Calculating insurance premiums is all about calculating risk, and because women are statistically much safer behind the wheel; it makes sense to use gender when calculating premiums. However, in 2012 the European Court ruled that gender couldn’t be used as a pricing factor and insurance providers duly complied. Almost overnight the pricing gap narrowed with men paying an average of 20% more than women for cover, but four years on and men are now paying an extra 27%. Commenting on the surprising findings Malcolm Tarling, of the Association of British Insurers (ABI) said “Factors including type of car, number of miles driven, driving record and claims experience will all impact on the cost of cover. Men and women are likely to drive different types of vehicle, do different mileage, and these variations, not gender pricing, will reflect in premiums.”

One in four motorists will write-off a vehicle during their lifetime

Echoing the above findings that men are riskier behind the wheel; another report has found that men are twice as likely to write off vehicles compared with women. The figures also revealed that men were much more likely to lie about the causes of an accident (with 48% of men ready to bend the truth compared to just 20% of women) and that cars coloured blue were most likely to be written-off. Arguably the most surprising statistic was that one in four motorists will write-off a vehicle at some point in their life. Find out more about write-offs in our recent post What is a car insurance write-off and how are the categories changing?

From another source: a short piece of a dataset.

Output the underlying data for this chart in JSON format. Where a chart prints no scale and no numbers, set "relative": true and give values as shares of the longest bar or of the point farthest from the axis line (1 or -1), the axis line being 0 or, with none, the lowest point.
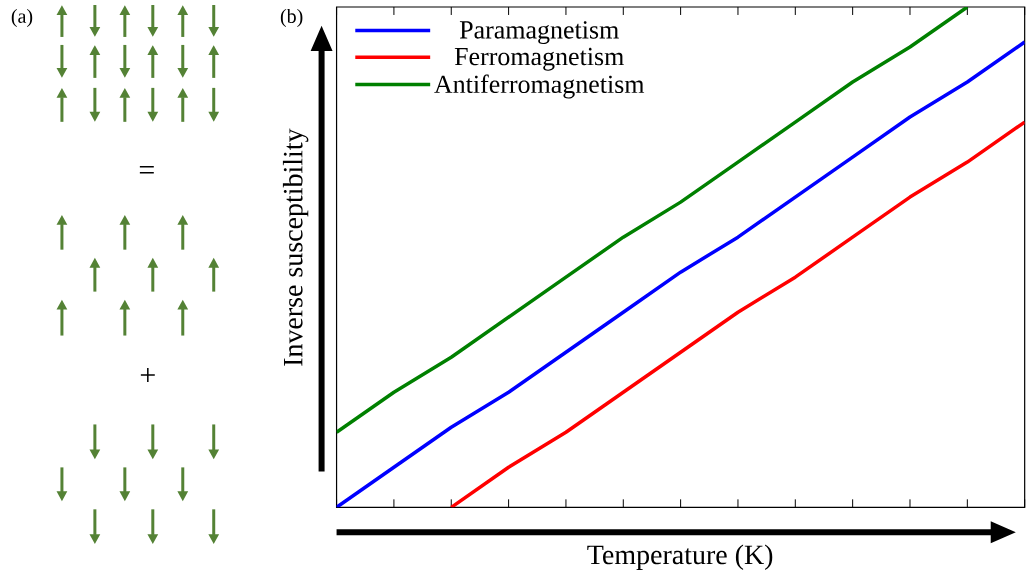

Tougher penalties for spending too long behind the wheel

Every motorist knows that tiredness kills and that responsible drivers should take regular breaks. However, the pressure put on some commercial drivers means they are breaching their tachograph restrictions and breaking the law. In response the government is considering on-the-spot fines of £300 for every breach stretching back over the past 28 days (to a maximum of £1,500 before a court appearance). Tiredness when driving is thought to cause one in five accidents and one in four fatal collisions. Commercial vehicles are involved in 40% of sleep-related incidents and the consequences are much more likely to be serious or fatal. The proposed measures have been warmly welcomed by safety organisations and the wider motoring public.

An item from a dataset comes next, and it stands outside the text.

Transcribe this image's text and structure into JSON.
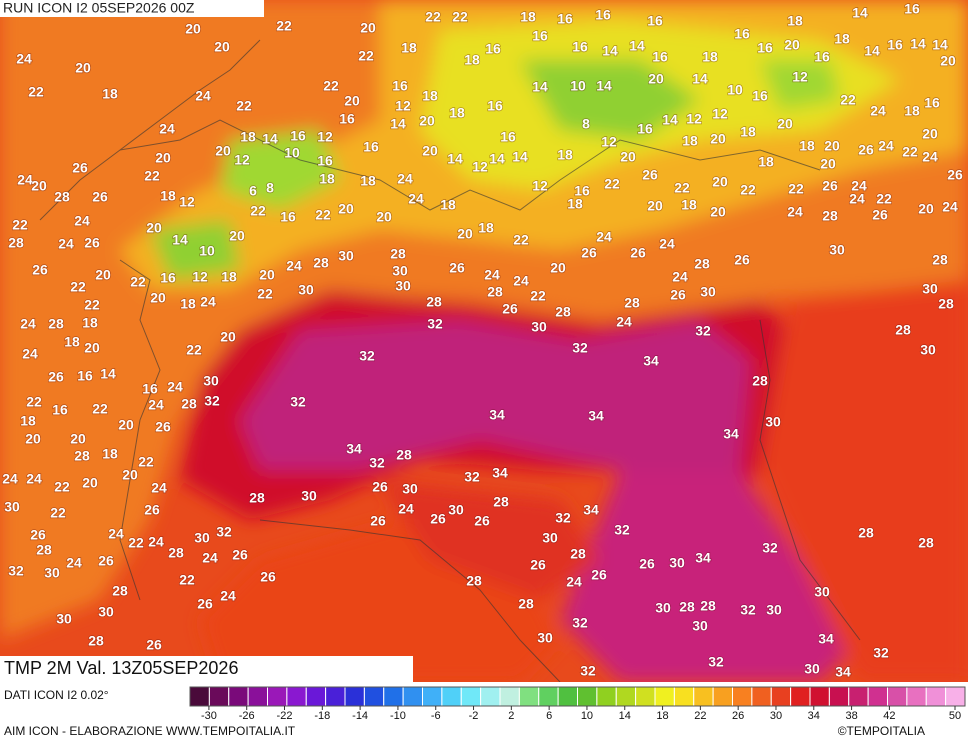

The country’s crash for cash hotspots revealed

Britain’s second city has been awarded the dubious accolade of being the ‘crash for cash capital of the country’. The rankings by the Insurance Fraud Bureau revealed that half of the ‘top ten’ postcodes for fraudulent ‘crash for cash’ claims were in Birmingham. The other towns and cities that made it into the infamous ‘top ten’ were: Bradford, Manchester, Oldham with the capital having only three postcodes in the top thirty.  Crash for cash scams are not only a real danger to drivers, but cost the industry £336m a year, and it’s law-abiding motorists who end-up picking-up the bill.